Matthew Woodring Stover Interview

Interviews · Originals · October 15, 2001

GC: So, what’s on your writerly plate now? Anything that you can talk about?

Matthew Woodring Stover: Once I finish Traitor, it’ll be the first time since about 1995 that I won’t have a book contract—with its attendant deadline—hanging over my head. I’m not sure what I’ll do. Enjoy the feeling for a while, probably. Then start to panic.

I’ve always had a little wisp of a dream in the back of my head that I might one day throw open Overworld as a shared-world environment for anthologies. There are, after all, a lot of Studios, a lot of Actors, and a lot of history; the Studio operated on Overworld before Hari was even born. I’d like to anchor each volume with a novella from Caine’s early career, then see what some of the other asskicking fantasy writers out there can do with the concept. But those are far in the future, and won’t be happening at all unless that future turns out to be the Jordan-esque one we were talking about earlier.

Gabe Chouinard: You mentioned in another interview that I read (I believe it was on the Curled Up With A Good Book website…) that several writers had already expressed an interest in working on an anthology. Anyone in particular? Just in case an editor somewhere is reading this….

Matthew Woodring Stover: That was three years ago; I don’t want to put anybody on the spot. On the other hand, should the opportunity arise, I’m guessing I won’t have any trouble filling out a volume. You’d do a story, wouldn’t you?

Gabe Chouinard: What about the Flash Gordon novel you’ve written? Is it going to come out? Will we get to read it?

Matthew Woodring Stover: Your guess is as good as mine. My editor at HarperCollins Entertainment loved it. The marketing staff loved it. The Hearst Communications honchos loved it. In fact, everyone who’s ever read it—what’s the phrase I’m looking for? Oh, yeah—loved it… except for one yutz over at King Features (a Hearst subsidiary) who unfortunately is the actual rights manager for the Flash Gordon franchise. His official line is that the book’s “unwholesome.” I suspect the real problem is that the book’s good, and if he lets it see the light of day, it’ll make the rest of his Flash Gordon spinoff stuff look like the cynical, vapid, imagination-challenged fun-deprived pile of mastodon turds it is.

Of course, that’s just my opinion. I could be wrong.

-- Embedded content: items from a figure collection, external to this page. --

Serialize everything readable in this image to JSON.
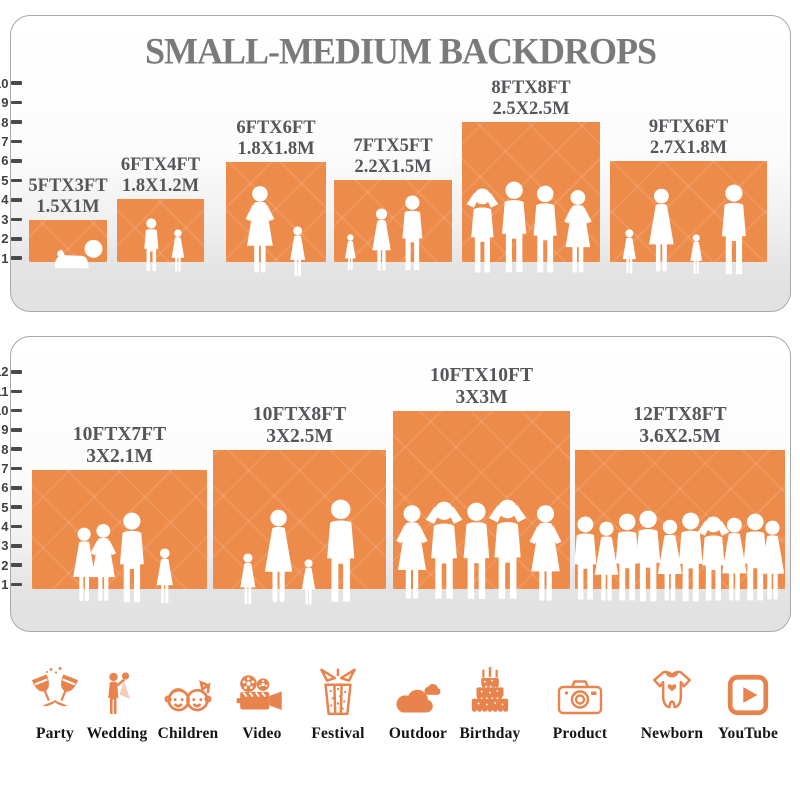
{
  "title": "SMALL-MEDIUM BACKDROPS",
  "colors": {
    "bar_orange": "#ED8B4B",
    "icon_orange": "#E8834E",
    "title_gray": "#7A7A7B",
    "label_gray": "#55565A",
    "tick_gray": "#3F3F3F",
    "card_bottom_gray": "#E2E2E2"
  },
  "panels": [
    {
      "name": "small-medium-top",
      "ruler_ticks": [
        "1",
        "2",
        "3",
        "4",
        "5",
        "6",
        "7",
        "8",
        "9",
        "10"
      ],
      "bars": [
        {
          "size_ft": "5FTX3FT",
          "size_m": "1.5X1M"
        },
        {
          "size_ft": "6FTX4FT",
          "size_m": "1.8X1.2M"
        },
        {
          "size_ft": "6FTX6FT",
          "size_m": "1.8X1.8M"
        },
        {
          "size_ft": "7FTX5FT",
          "size_m": "2.2X1.5M"
        },
        {
          "size_ft": "8FTX8FT",
          "size_m": "2.5X2.5M"
        },
        {
          "size_ft": "9FTX6FT",
          "size_m": "2.7X1.8M"
        }
      ]
    },
    {
      "name": "small-medium-bottom",
      "ruler_ticks": [
        "1",
        "2",
        "3",
        "4",
        "5",
        "6",
        "7",
        "8",
        "9",
        "10",
        "11",
        "12"
      ],
      "bars": [
        {
          "size_ft": "10FTX7FT",
          "size_m": "3X2.1M"
        },
        {
          "size_ft": "10FTX8FT",
          "size_m": "3X2.5M"
        },
        {
          "size_ft": "10FTX10FT",
          "size_m": "3X3M"
        },
        {
          "size_ft": "12FTX8FT",
          "size_m": "3.6X2.5M"
        }
      ]
    }
  ],
  "categories": [
    {
      "label": "Party",
      "icon": "party-icon"
    },
    {
      "label": "Wedding",
      "icon": "wedding-icon"
    },
    {
      "label": "Children",
      "icon": "children-icon"
    },
    {
      "label": "Video",
      "icon": "video-icon"
    },
    {
      "label": "Festival",
      "icon": "festival-icon"
    },
    {
      "label": "Outdoor",
      "icon": "outdoor-icon"
    },
    {
      "label": "Birthday",
      "icon": "birthday-icon"
    },
    {
      "label": "Product",
      "icon": "product-icon"
    },
    {
      "label": "Newborn",
      "icon": "newborn-icon"
    },
    {
      "label": "YouTube",
      "icon": "youtube-icon"
    }
  ],
  "chart_data": [
    {
      "type": "bar",
      "title": "SMALL-MEDIUM BACKDROPS",
      "categories": [
        "5FTX3FT",
        "6FTX4FT",
        "6FTX6FT",
        "7FTX5FT",
        "8FTX8FT",
        "9FTX6FT"
      ],
      "values": [
        3,
        4,
        6,
        5,
        8,
        6
      ],
      "bar_widths_ft": [
        5,
        6,
        6,
        7,
        8,
        9
      ],
      "metric_labels": [
        "1.5X1M",
        "1.8X1.2M",
        "1.8X1.8M",
        "2.2X1.5M",
        "2.5X2.5M",
        "2.7X1.8M"
      ],
      "xlabel": "",
      "ylabel": "feet (ruler)",
      "ylim": [
        0,
        10
      ],
      "legend": false,
      "grid": false
    },
    {
      "type": "bar",
      "title": "",
      "categories": [
        "10FTX7FT",
        "10FTX8FT",
        "10FTX10FT",
        "12FTX8FT"
      ],
      "values": [
        7,
        8,
        10,
        8
      ],
      "bar_widths_ft": [
        10,
        10,
        10,
        12
      ],
      "metric_labels": [
        "3X2.1M",
        "3X2.5M",
        "3X3M",
        "3.6X2.5M"
      ],
      "xlabel": "",
      "ylabel": "feet (ruler)",
      "ylim": [
        0,
        12
      ],
      "legend": false,
      "grid": false
    }
  ]
}
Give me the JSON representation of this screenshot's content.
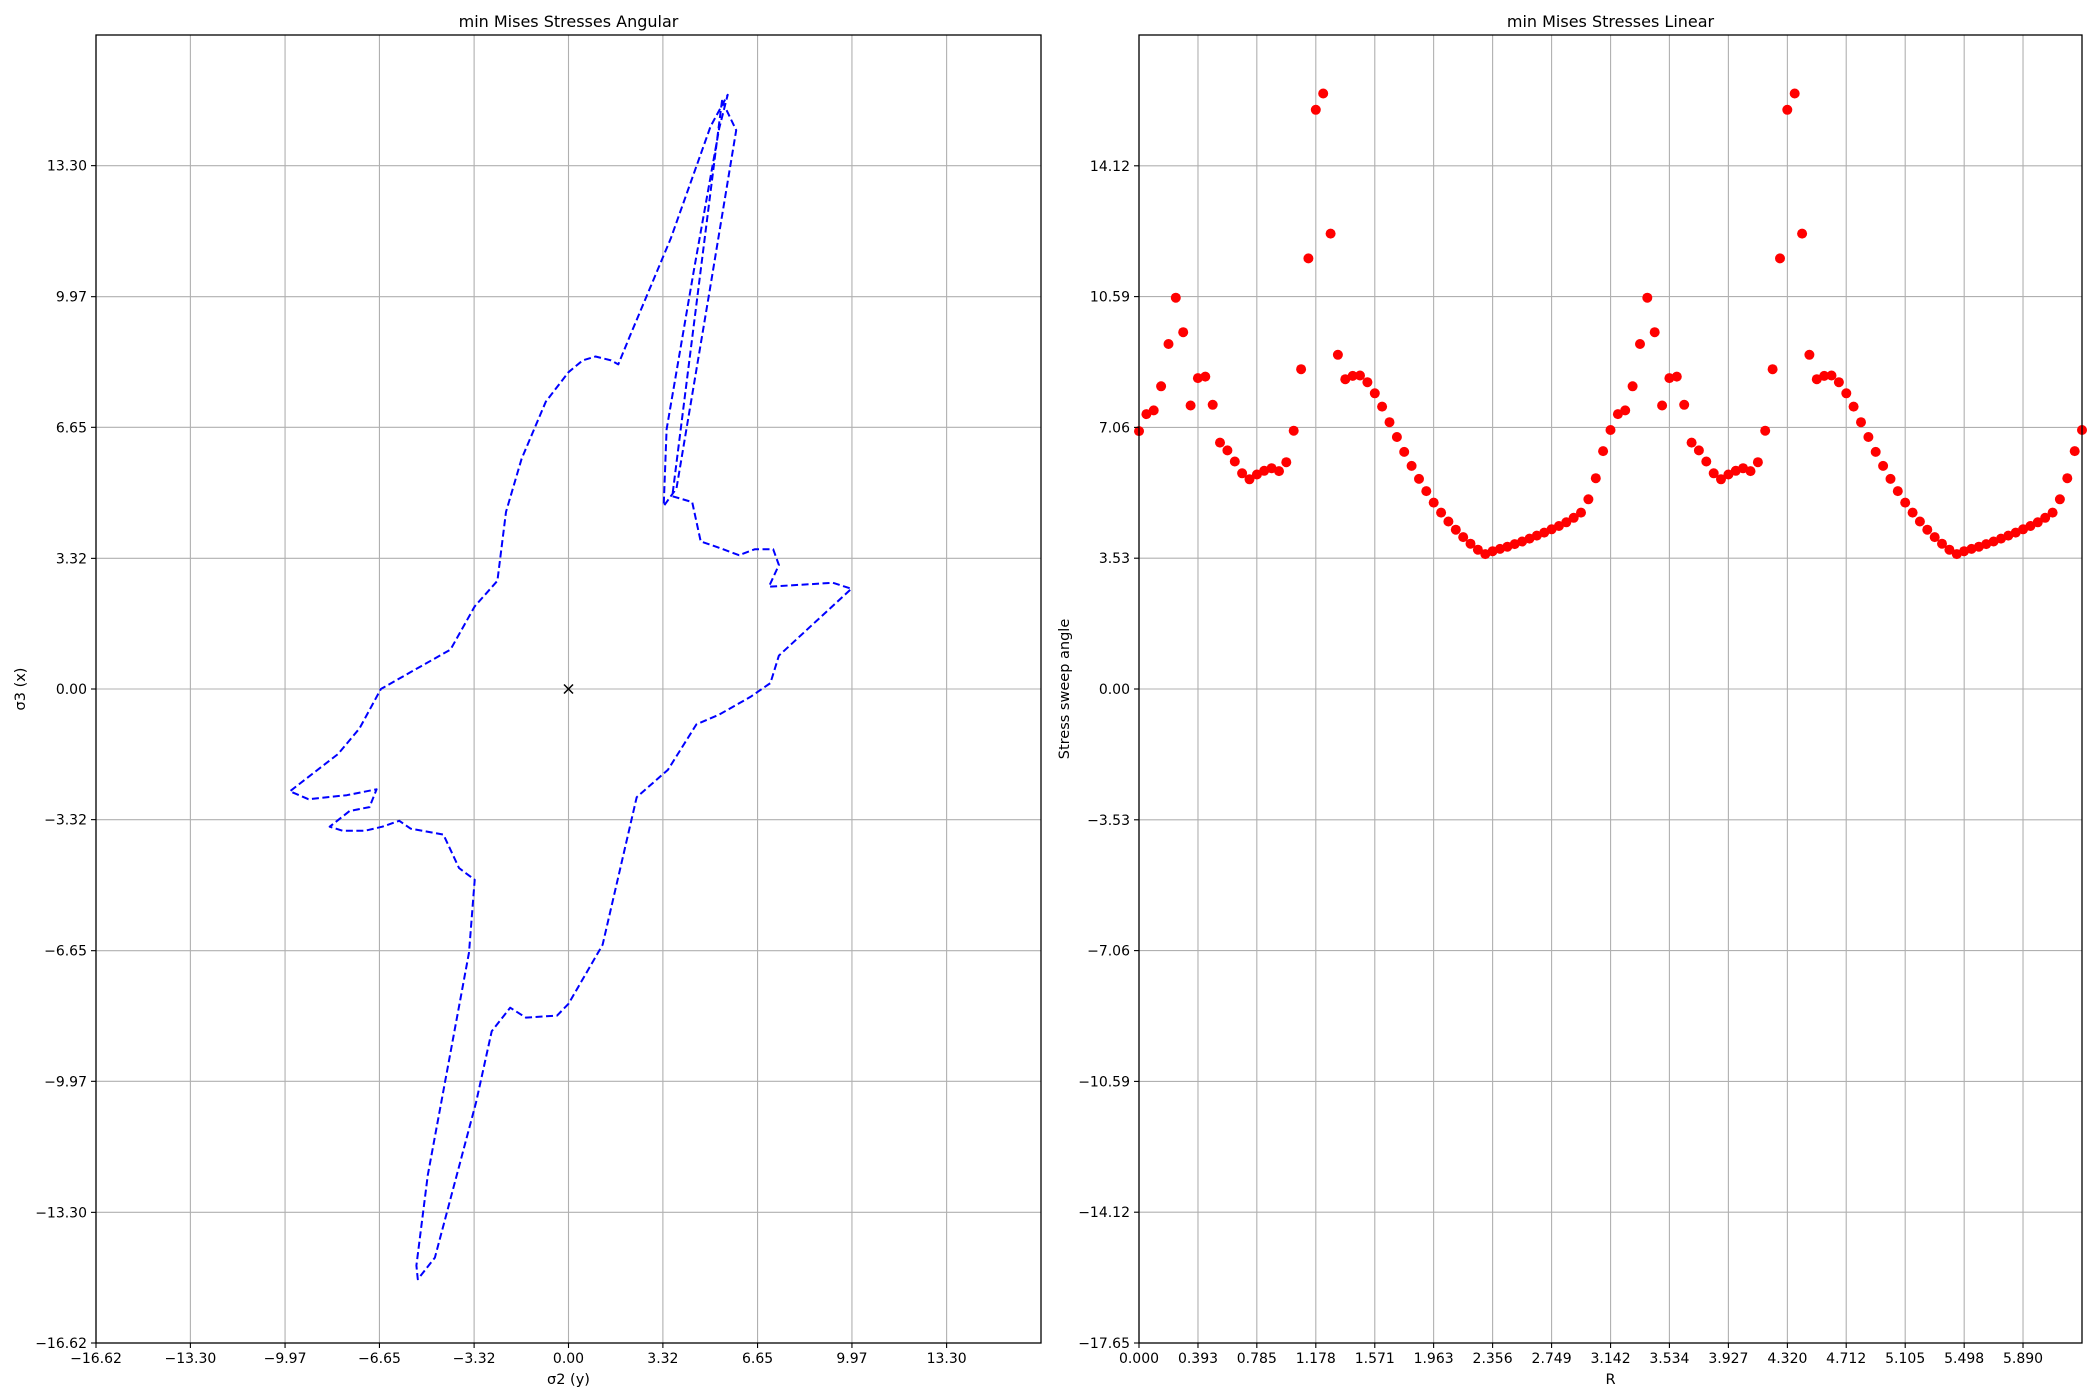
{
  "chart_data": [
    {
      "type": "line",
      "title": "min Mises Stresses Angular",
      "xlabel": "σ2 (y)",
      "ylabel": "σ3 (x)",
      "xlim": [
        -16.62,
        16.62
      ],
      "ylim": [
        -16.62,
        16.62
      ],
      "xticks": [
        "−16.62",
        "−13.30",
        "−9.97",
        "−6.65",
        "−3.32",
        "0.00",
        "3.32",
        "6.65",
        "9.97",
        "13.30"
      ],
      "xtick_values": [
        -16.62,
        -13.3,
        -9.97,
        -6.65,
        -3.32,
        0.0,
        3.32,
        6.65,
        9.97,
        13.3
      ],
      "yticks": [
        "−16.62",
        "−13.30",
        "−9.97",
        "−6.65",
        "−3.32",
        "0.00",
        "3.32",
        "6.65",
        "9.97",
        "13.30"
      ],
      "ytick_values": [
        -16.62,
        -13.3,
        -9.97,
        -6.65,
        -3.32,
        0.0,
        3.32,
        6.65,
        9.97,
        13.3
      ],
      "grid": true,
      "series": [
        {
          "style": "dashed",
          "color": "#0000ff",
          "closed": true,
          "points": [
            [
              5.4,
              14.95
            ],
            [
              5.9,
              14.2
            ],
            [
              4.95,
              10.05
            ],
            [
              3.8,
              5.1
            ],
            [
              3.45,
              4.75
            ],
            [
              3.35,
              4.65
            ],
            [
              3.45,
              6.6
            ],
            [
              4.4,
              10.6
            ],
            [
              5.3,
              14.25
            ],
            [
              5.6,
              15.1
            ],
            [
              5.0,
              14.3
            ],
            [
              3.6,
              11.45
            ],
            [
              2.15,
              8.95
            ],
            [
              1.75,
              8.25
            ],
            [
              1.5,
              8.35
            ],
            [
              0.95,
              8.45
            ],
            [
              0.5,
              8.35
            ],
            [
              0.0,
              8.05
            ],
            [
              -0.8,
              7.3
            ],
            [
              -1.65,
              5.85
            ],
            [
              -2.2,
              4.5
            ],
            [
              -2.5,
              2.75
            ],
            [
              -3.3,
              2.1
            ],
            [
              -4.15,
              1.0
            ],
            [
              -5.5,
              0.45
            ],
            [
              -6.6,
              0.0
            ],
            [
              -7.35,
              -1.0
            ],
            [
              -8.1,
              -1.65
            ],
            [
              -9.8,
              -2.6
            ],
            [
              -9.15,
              -2.8
            ],
            [
              -7.8,
              -2.7
            ],
            [
              -6.75,
              -2.55
            ],
            [
              -7.0,
              -3.0
            ],
            [
              -7.7,
              -3.1
            ],
            [
              -8.4,
              -3.5
            ],
            [
              -7.95,
              -3.6
            ],
            [
              -7.15,
              -3.6
            ],
            [
              -6.55,
              -3.5
            ],
            [
              -5.95,
              -3.35
            ],
            [
              -5.55,
              -3.55
            ],
            [
              -4.4,
              -3.7
            ],
            [
              -3.85,
              -4.55
            ],
            [
              -3.3,
              -4.85
            ],
            [
              -3.5,
              -6.7
            ],
            [
              -4.95,
              -12.35
            ],
            [
              -5.35,
              -14.65
            ],
            [
              -5.3,
              -15.0
            ],
            [
              -4.7,
              -14.45
            ],
            [
              -3.25,
              -10.5
            ],
            [
              -2.7,
              -8.7
            ],
            [
              -2.05,
              -8.1
            ],
            [
              -1.5,
              -8.35
            ],
            [
              -0.4,
              -8.3
            ],
            [
              0.0,
              -8.0
            ],
            [
              1.2,
              -6.5
            ],
            [
              2.4,
              -2.75
            ],
            [
              3.5,
              -2.05
            ],
            [
              4.5,
              -0.9
            ],
            [
              5.3,
              -0.65
            ],
            [
              6.4,
              -0.2
            ],
            [
              7.1,
              0.15
            ],
            [
              7.4,
              0.85
            ],
            [
              9.95,
              2.55
            ],
            [
              9.3,
              2.7
            ],
            [
              7.05,
              2.6
            ],
            [
              7.4,
              3.15
            ],
            [
              7.2,
              3.55
            ],
            [
              6.55,
              3.55
            ],
            [
              6.0,
              3.4
            ],
            [
              5.25,
              3.6
            ],
            [
              4.65,
              3.75
            ],
            [
              4.35,
              4.75
            ],
            [
              3.65,
              4.9
            ]
          ]
        },
        {
          "style": "marker-x",
          "color": "#000000",
          "points": [
            [
              0,
              0
            ]
          ]
        }
      ]
    },
    {
      "type": "scatter",
      "title": "min Mises Stresses Linear",
      "xlabel": "R",
      "ylabel": "Stress sweep angle",
      "xlim": [
        0,
        6.283
      ],
      "ylim": [
        -17.65,
        17.65
      ],
      "xticks": [
        "0.000",
        "0.393",
        "0.785",
        "1.178",
        "1.571",
        "1.963",
        "2.356",
        "2.749",
        "3.142",
        "3.534",
        "3.927",
        "4.320",
        "4.712",
        "5.105",
        "5.498",
        "5.890"
      ],
      "xtick_values": [
        0,
        0.393,
        0.785,
        1.178,
        1.571,
        1.963,
        2.356,
        2.749,
        3.142,
        3.534,
        3.927,
        4.32,
        4.712,
        5.105,
        5.498,
        5.89
      ],
      "yticks": [
        "−17.65",
        "−14.12",
        "−10.59",
        "−7.06",
        "−3.53",
        "0.00",
        "3.53",
        "7.06",
        "10.59",
        "14.12"
      ],
      "ytick_values": [
        -17.65,
        -14.12,
        -10.59,
        -7.06,
        -3.53,
        0.0,
        3.53,
        7.06,
        10.59,
        14.12
      ],
      "grid": true,
      "series": [
        {
          "color": "#ff0000",
          "marker": "circle",
          "x_step": 0.049087,
          "values": [
            6.96,
            7.42,
            7.52,
            8.17,
            9.31,
            10.56,
            9.63,
            7.65,
            8.39,
            8.43,
            7.67,
            6.65,
            6.44,
            6.14,
            5.82,
            5.66,
            5.79,
            5.89,
            5.96,
            5.88,
            6.12,
            6.97,
            8.63,
            11.62,
            15.63,
            16.07,
            12.29,
            9.02,
            8.36,
            8.45,
            8.46,
            8.28,
            7.98,
            7.62,
            7.2,
            6.8,
            6.4,
            6.02,
            5.67,
            5.34,
            5.03,
            4.76,
            4.52,
            4.3,
            4.1,
            3.92,
            3.76,
            3.64,
            3.72,
            3.78,
            3.84,
            3.91,
            3.98,
            4.06,
            4.14,
            4.22,
            4.31,
            4.4,
            4.5,
            4.62,
            4.76,
            5.12,
            5.69,
            6.42,
            6.99,
            7.42,
            7.52,
            8.17,
            9.31,
            10.56,
            9.63,
            7.65,
            8.39,
            8.43,
            7.67,
            6.65,
            6.44,
            6.14,
            5.82,
            5.66,
            5.79,
            5.89,
            5.96,
            5.88,
            6.12,
            6.97,
            8.63,
            11.62,
            15.63,
            16.07,
            12.29,
            9.02,
            8.36,
            8.45,
            8.46,
            8.28,
            7.98,
            7.62,
            7.2,
            6.8,
            6.4,
            6.02,
            5.67,
            5.34,
            5.03,
            4.76,
            4.52,
            4.3,
            4.1,
            3.92,
            3.76,
            3.64,
            3.72,
            3.78,
            3.84,
            3.91,
            3.98,
            4.06,
            4.14,
            4.22,
            4.31,
            4.4,
            4.5,
            4.62,
            4.76,
            5.12,
            5.69,
            6.42,
            6.99
          ]
        }
      ]
    }
  ]
}
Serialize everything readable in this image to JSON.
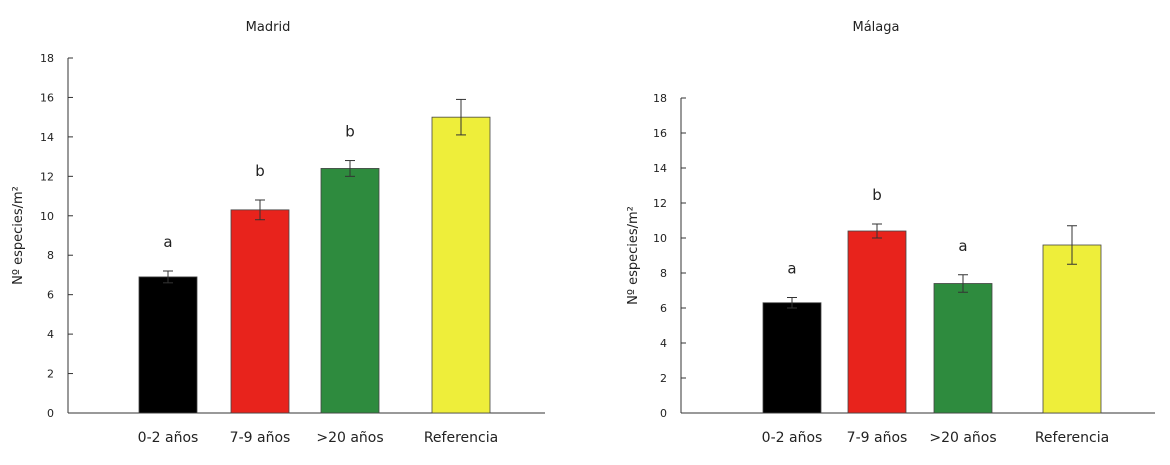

Gabe Chouinard: Hmmm…an unwholesome Flash Gordon, eh? I think that would be great to read!

Matthew Woodring Stover: It’s been done already, and not by me. You know which movie I’m talking about; I didn’t like it. In The Real Flash Gordon, there isn’t even any language stronger than the occasional goddamn. Anyone who knows me understands the profound respect I have for the classics in our genre. That’s why my book is named The Real Flash Gordon. My Flash is exactly the true-blue champion of the American Way that Alex Raymond dreamed up, and my novel works just like the original Flash Gordon strip: it goes like lightning from one incredible situation to the next, and every chapter ends with a cliffhanger. There is enough mind-bending super-science, rock-jawed heroism and plain old-fashioned adventure for five books; there is true love defying time, distance, even death; there is dark villainy of such depths as to beggar any power of description. There’s even some laughs. Not to mention gorgeous babes in scanty outfits.

Hey, like I said: it’s faithful to the source material.

Anybody out there who wants to read this thing, direct your calls and letters and emails to King Features Syndicate and Hearst Communications. All together now: FREE FLASH GORDON!